Con l’approvazione definitiva al Senato, l’Italia diventa il primo Paese europeo a dotarsi di una legge nazionale sull’intelligenza artificiale. Un primato non da poco, che mette il nostro Paese al centro di una sfida cruciale: governare una tecnologia che sta già cambiando il lavoro, l’economia e la società.
Il nuovo testo normativo nasce in parallelo all’AI Act europeo, entrato in vigore nel 2024, ma sceglie una strada peculiare: non solo recepisce le regole comunitarie, ma le completa con principi, strumenti e incentivi specificamente pensati per il contesto italiano.
Il cuore della legge sta nei principi: l’IA dovrà sempre restare al servizio dell’uomo, garantendo trasparenza, tracciabilità e responsabilità. Non decisioni cieche prese da algoritmi, ma strumenti capaci di assistere senza sostituire l’intelligenza umana.
Questa impostazione è particolarmente rilevante in settori delicati come la sanità, la giustizia o la pubblica amministrazione, dove il rischio di abusi o discriminazioni non è teorico ma concreto. La norma chiarisce che il controllo finale deve restare nelle mani delle persone, mentre i sistemi dovranno rispettare standard di sicurezza e non discriminazione.

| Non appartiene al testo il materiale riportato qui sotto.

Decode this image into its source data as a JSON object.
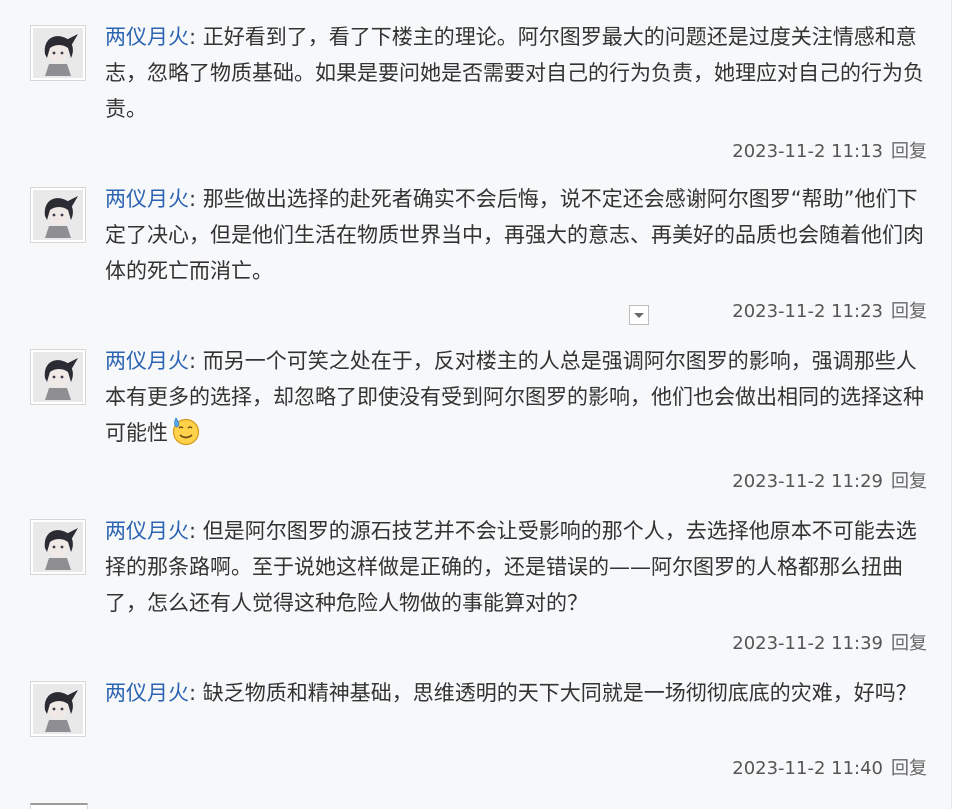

Per far sì che queste regole non restino lettera morta, il legislatore ha previsto un sistema di governance articolato. Agenzia per la Cybersicurezza Nazionale e AgID avranno compiti complementari: la prima vigilerà sulla sicurezza dei sistemi, la seconda si occuperà di notifiche e standard. A coordinare il tutto, la Presidenza del Consiglio, che dovrà garantire coerenza e visione strategica.
Ogni due anni sarà aggiornata la Strategia nazionale per l’IA, mentre al Parlamento arriveranno report periodici sull’attuazione. Un tentativo, insomma, di non limitarsi a fissare norme statiche, ma di accompagnare il processo con monitoraggio e correzioni di rotta.

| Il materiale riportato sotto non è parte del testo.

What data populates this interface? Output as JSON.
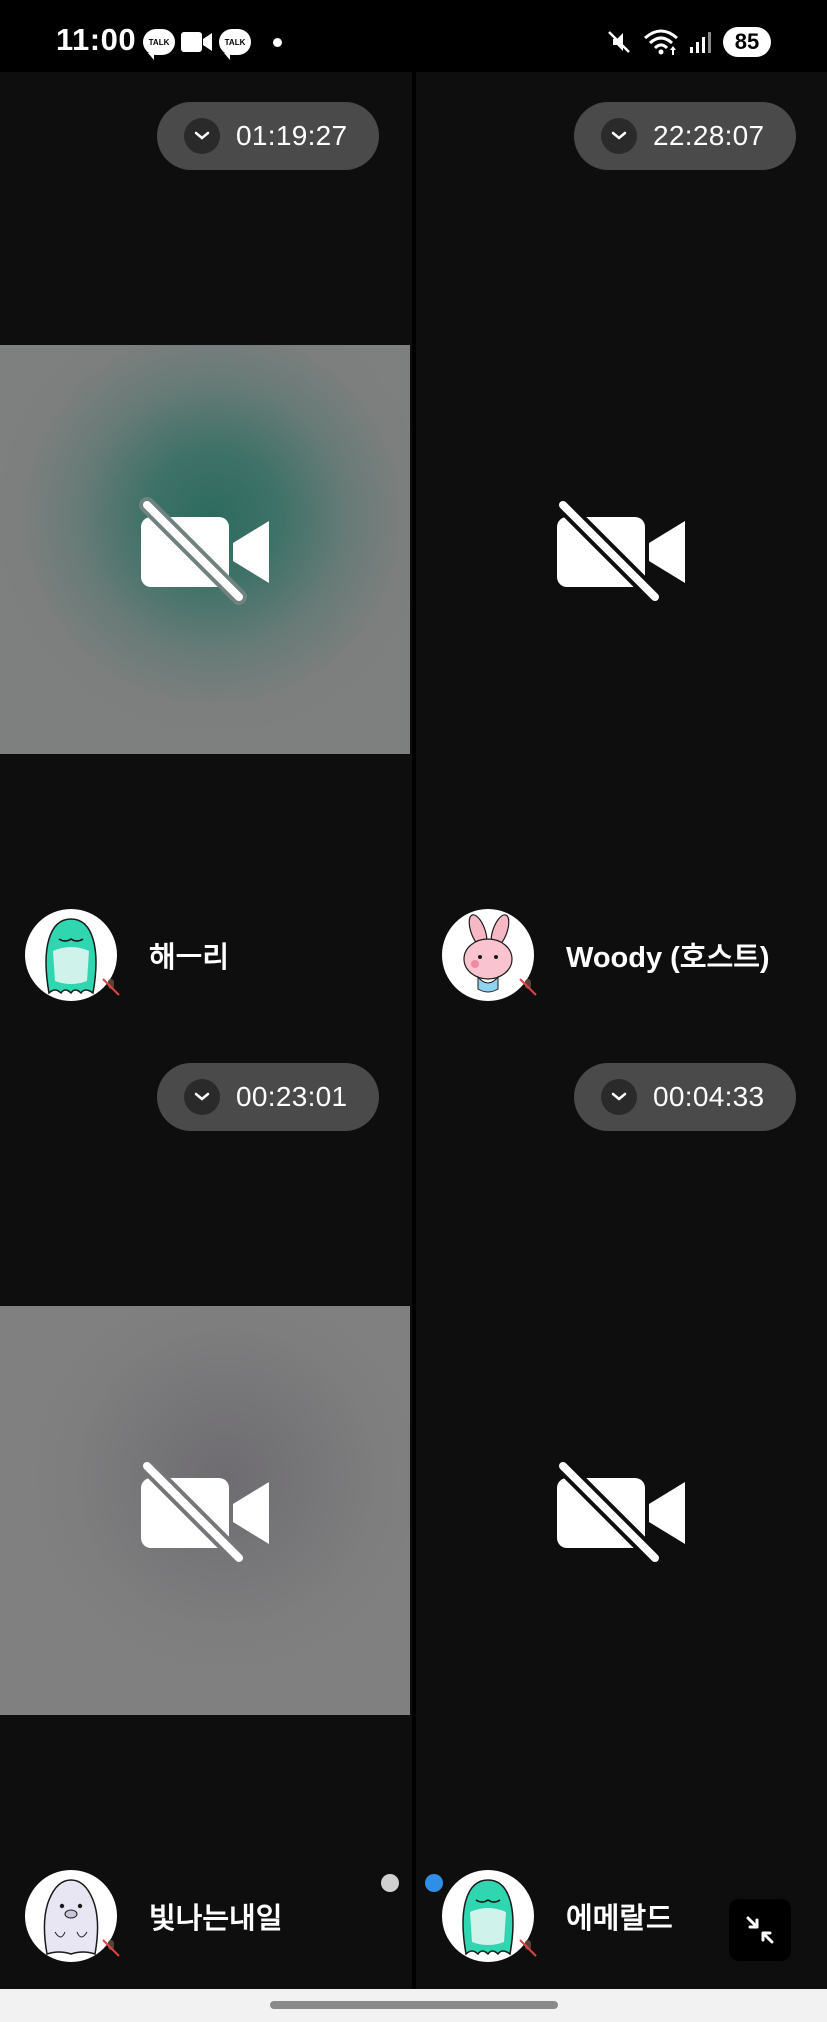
{
  "status_bar": {
    "time": "11:00",
    "notification_icons": [
      "kakaotalk-icon",
      "video-camera-icon",
      "kakaotalk-icon",
      "dot-icon"
    ],
    "talk_label": "TALK",
    "system_icons": [
      "mute-icon",
      "wifi-icon",
      "signal-icon",
      "battery-icon"
    ],
    "battery_level": "85"
  },
  "participants": [
    {
      "name": "해ㅡ리",
      "timer": "01:19:27",
      "video": "teal-blur",
      "avatar": "teal-character"
    },
    {
      "name": "Woody (호스트)",
      "timer": "22:28:07",
      "video": "off-dark",
      "avatar": "pink-rabbit"
    },
    {
      "name": "빛나는내일",
      "timer": "00:23:01",
      "video": "grey-blur",
      "avatar": "white-seal"
    },
    {
      "name": "에메랄드",
      "timer": "00:04:33",
      "video": "off-dark",
      "avatar": "teal-character"
    }
  ],
  "pagination": {
    "total": 2,
    "current": 2
  },
  "colors": {
    "background": "#0e0e0e",
    "pill": "#4a4a4a",
    "active_dot": "#2f8fe6",
    "teal_blur": "#2d6b5e"
  },
  "controls": {
    "minimize": "minimize-icon"
  }
}
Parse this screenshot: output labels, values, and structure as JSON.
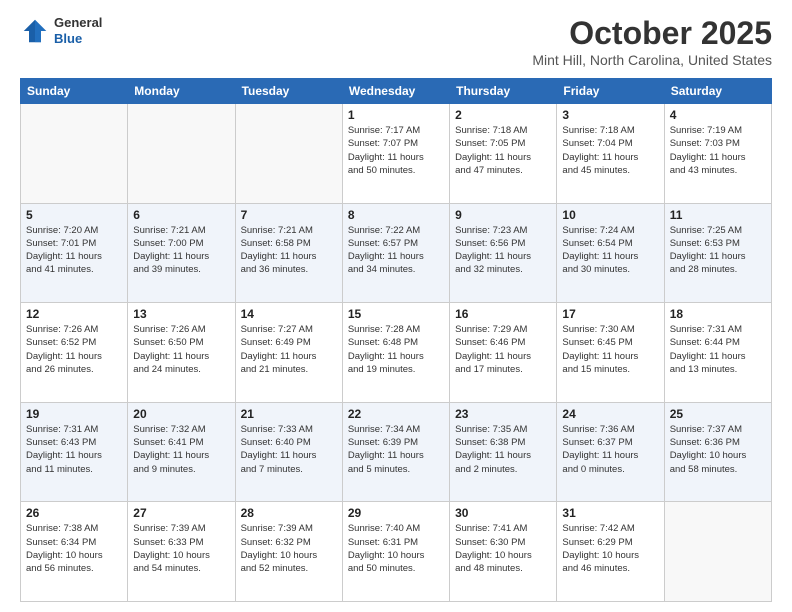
{
  "header": {
    "logo": {
      "general": "General",
      "blue": "Blue"
    },
    "title": "October 2025",
    "location": "Mint Hill, North Carolina, United States"
  },
  "weekdays": [
    "Sunday",
    "Monday",
    "Tuesday",
    "Wednesday",
    "Thursday",
    "Friday",
    "Saturday"
  ],
  "weeks": [
    [
      {
        "date": "",
        "info": ""
      },
      {
        "date": "",
        "info": ""
      },
      {
        "date": "",
        "info": ""
      },
      {
        "date": "1",
        "info": "Sunrise: 7:17 AM\nSunset: 7:07 PM\nDaylight: 11 hours\nand 50 minutes."
      },
      {
        "date": "2",
        "info": "Sunrise: 7:18 AM\nSunset: 7:05 PM\nDaylight: 11 hours\nand 47 minutes."
      },
      {
        "date": "3",
        "info": "Sunrise: 7:18 AM\nSunset: 7:04 PM\nDaylight: 11 hours\nand 45 minutes."
      },
      {
        "date": "4",
        "info": "Sunrise: 7:19 AM\nSunset: 7:03 PM\nDaylight: 11 hours\nand 43 minutes."
      }
    ],
    [
      {
        "date": "5",
        "info": "Sunrise: 7:20 AM\nSunset: 7:01 PM\nDaylight: 11 hours\nand 41 minutes."
      },
      {
        "date": "6",
        "info": "Sunrise: 7:21 AM\nSunset: 7:00 PM\nDaylight: 11 hours\nand 39 minutes."
      },
      {
        "date": "7",
        "info": "Sunrise: 7:21 AM\nSunset: 6:58 PM\nDaylight: 11 hours\nand 36 minutes."
      },
      {
        "date": "8",
        "info": "Sunrise: 7:22 AM\nSunset: 6:57 PM\nDaylight: 11 hours\nand 34 minutes."
      },
      {
        "date": "9",
        "info": "Sunrise: 7:23 AM\nSunset: 6:56 PM\nDaylight: 11 hours\nand 32 minutes."
      },
      {
        "date": "10",
        "info": "Sunrise: 7:24 AM\nSunset: 6:54 PM\nDaylight: 11 hours\nand 30 minutes."
      },
      {
        "date": "11",
        "info": "Sunrise: 7:25 AM\nSunset: 6:53 PM\nDaylight: 11 hours\nand 28 minutes."
      }
    ],
    [
      {
        "date": "12",
        "info": "Sunrise: 7:26 AM\nSunset: 6:52 PM\nDaylight: 11 hours\nand 26 minutes."
      },
      {
        "date": "13",
        "info": "Sunrise: 7:26 AM\nSunset: 6:50 PM\nDaylight: 11 hours\nand 24 minutes."
      },
      {
        "date": "14",
        "info": "Sunrise: 7:27 AM\nSunset: 6:49 PM\nDaylight: 11 hours\nand 21 minutes."
      },
      {
        "date": "15",
        "info": "Sunrise: 7:28 AM\nSunset: 6:48 PM\nDaylight: 11 hours\nand 19 minutes."
      },
      {
        "date": "16",
        "info": "Sunrise: 7:29 AM\nSunset: 6:46 PM\nDaylight: 11 hours\nand 17 minutes."
      },
      {
        "date": "17",
        "info": "Sunrise: 7:30 AM\nSunset: 6:45 PM\nDaylight: 11 hours\nand 15 minutes."
      },
      {
        "date": "18",
        "info": "Sunrise: 7:31 AM\nSunset: 6:44 PM\nDaylight: 11 hours\nand 13 minutes."
      }
    ],
    [
      {
        "date": "19",
        "info": "Sunrise: 7:31 AM\nSunset: 6:43 PM\nDaylight: 11 hours\nand 11 minutes."
      },
      {
        "date": "20",
        "info": "Sunrise: 7:32 AM\nSunset: 6:41 PM\nDaylight: 11 hours\nand 9 minutes."
      },
      {
        "date": "21",
        "info": "Sunrise: 7:33 AM\nSunset: 6:40 PM\nDaylight: 11 hours\nand 7 minutes."
      },
      {
        "date": "22",
        "info": "Sunrise: 7:34 AM\nSunset: 6:39 PM\nDaylight: 11 hours\nand 5 minutes."
      },
      {
        "date": "23",
        "info": "Sunrise: 7:35 AM\nSunset: 6:38 PM\nDaylight: 11 hours\nand 2 minutes."
      },
      {
        "date": "24",
        "info": "Sunrise: 7:36 AM\nSunset: 6:37 PM\nDaylight: 11 hours\nand 0 minutes."
      },
      {
        "date": "25",
        "info": "Sunrise: 7:37 AM\nSunset: 6:36 PM\nDaylight: 10 hours\nand 58 minutes."
      }
    ],
    [
      {
        "date": "26",
        "info": "Sunrise: 7:38 AM\nSunset: 6:34 PM\nDaylight: 10 hours\nand 56 minutes."
      },
      {
        "date": "27",
        "info": "Sunrise: 7:39 AM\nSunset: 6:33 PM\nDaylight: 10 hours\nand 54 minutes."
      },
      {
        "date": "28",
        "info": "Sunrise: 7:39 AM\nSunset: 6:32 PM\nDaylight: 10 hours\nand 52 minutes."
      },
      {
        "date": "29",
        "info": "Sunrise: 7:40 AM\nSunset: 6:31 PM\nDaylight: 10 hours\nand 50 minutes."
      },
      {
        "date": "30",
        "info": "Sunrise: 7:41 AM\nSunset: 6:30 PM\nDaylight: 10 hours\nand 48 minutes."
      },
      {
        "date": "31",
        "info": "Sunrise: 7:42 AM\nSunset: 6:29 PM\nDaylight: 10 hours\nand 46 minutes."
      },
      {
        "date": "",
        "info": ""
      }
    ]
  ]
}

Il capitolo che più interessa il mondo economico riguarda gli incentivi. La legge stanzia fino a 1 miliardo di euro a favore di startup e PMI innovative che operano nell’intelligenza artificiale e in settori correlati come cybersicurezza, calcolo quantistico, 5G o edge computing.
Un segnale forte, che arriva in un momento in cui molte piccole imprese guardano all’IA con curiosità ma anche con timore: le tecnologie sono costose, i rischi di compliance alti, le competenze spesso scarse. Il sostegno pubblico potrebbe aiutare a ridurre il divario tra le grandi aziende, già attrezzate, e il tessuto di PMI che rappresenta l’ossatura dell’economia italiana.
Non solo fondi: la legge estende anche gli incentivi fiscali del regime impatriati a ricercatori e professionisti dell’IA che scelgono di trasferirsi in Italia. Un modo per attrarre talenti e contrastare la fuga di cervelli.
Per le aziende si apre dunque una stagione ricca di opportunità, ma non priva di sfide. Da un lato, ci sono risorse economiche, incentivi fiscali e nuove possibilità di mercato. Dall’altro, cresce il peso della compliance normativa: sistemi di IA tracciabili, dataset trasparenti, audit periodici. Un impegno che richiederà tempo, risorse e soprattutto competenze.
Molte PMI rischiano di trovarsi spiazzate: non tutte hanno personale formato o infrastrutture tecnologiche adeguate. Qui la partita si gioca anche sulla capacità del sistema Paese di fare formazione diffusa, sostenere la transizione digitale e garantire che le regole non si trasformino in un freno alla competitività.
L’Italia con questa legge si candida a essere non soltanto “follower” dell’Europa, ma protagonista. Anticipa questioni ancora in evoluzione a Bruxelles, come i deepfake o la tutela del copyright delle opere generate con AI, e mette al centro valori costituzionali come dignità, non discriminazione e responsabilità penale.
Si tratta di un approccio che potrebbe rafforzare la reputazione del Paese, attirare investimenti e dare fiducia a cittadini e imprese. Ma, come sottolineano diversi osservatori, le sfide non mancano: il miliardo stanziato, pur significativo, potrebbe rivelarsi insufficiente; i decreti attuativi richiederanno tempo; la collaborazione tra agenzie ed enti non è scontata.
La verità è che la legge sull’IA non parla solo di algoritmi e macchine: parla di noi. Della capacità di costruire un futuro in cui la tecnologia sia un alleato e non un padrone, in cui la competitività economica si concili con i diritti fondamentali, in cui il sapere e l’innovazione non restino privilegio di pochi.
Perché ciò accada, servirà molto più di un testo approvato in Parlamento: serviranno cultura digitale, formazione, visione strategica e coraggio imprenditoriale. L’Italia ha fatto il primo passo, ma la strada vera inizia adesso.